Por. It is not so express'd: but what of that?
'Twere good you do so much for charity.v
Shy. I cannot find it; 'tis not in the bond.
Por. You, merchant, have you any thing to say?
Ant. But little: I am arm'd and well prepared.
Give me your hand, Bassanio: fare you well!
Grieve not that I am fallen to this for you:
For herein. Fortune shows herself more kind
Than is her custom: it is still her use
To let the wretched man outlive his wealth,
To view with hollow eye and wrinkled brow
An age of poverty; from which lingering penance
Of such misery doth she cut me off.
Commend me to your honourable wife:
Tell her the process of Antonio's end;
Say how I loved you, speak me fair in death;
And, when the tale is told, bid her be judge
Whether Bassanio had not once a love.
Repent not you that you shall lose your friend,
And he repents not that he pays your debt:
For if the Jew do cut but deep enough,
I'll pay it presently with all my heart.
Bass. Antonio, I am married to a wife
Which is as dear to me as life itself;
But life itself, my wife, and all the world,
Are not with me esteem'd above thy life:
I would lose all, ay, sacrifice them all
Here to this devil, to deliver you.
Por. Your wife would give you little thanks for that,
If she were by, to hear you make the offer.

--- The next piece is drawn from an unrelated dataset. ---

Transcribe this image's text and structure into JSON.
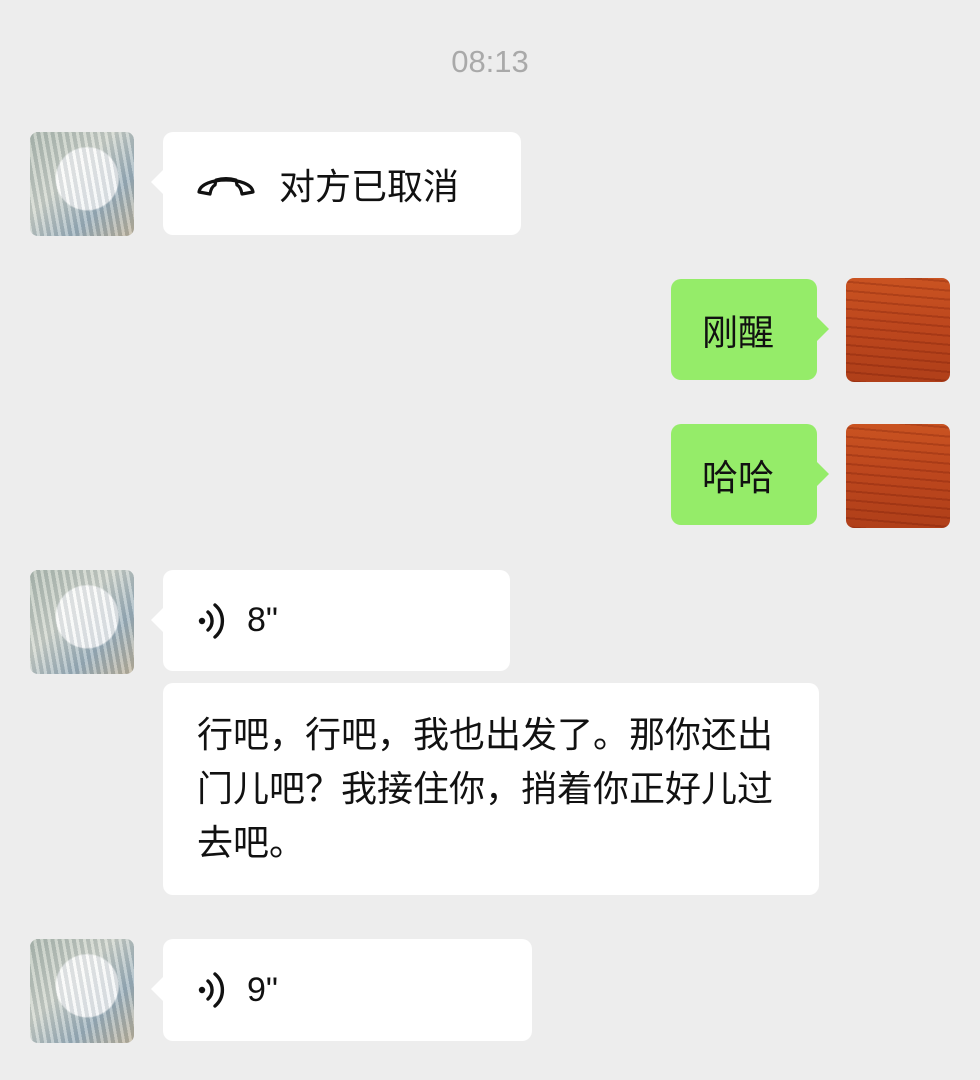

Gra. I have a wife, whom, I protest, I love:
I would she were in heaven, so she could
Entreat some power to change this currish Jew.
Ner. 'Tis well you offer it behind her back;
The wish would make else an unquiet house.
Shy. These be the Christian husbands. I have a daughter;
Would any of the stock of Barabbas
Had been her husband rather than a Christian!
[Aside.]
We trifle time: I pray thee, pursue sentence.
Por. A pound of that same merchant's flesh is thine:
The court awards it, and the law doth give it.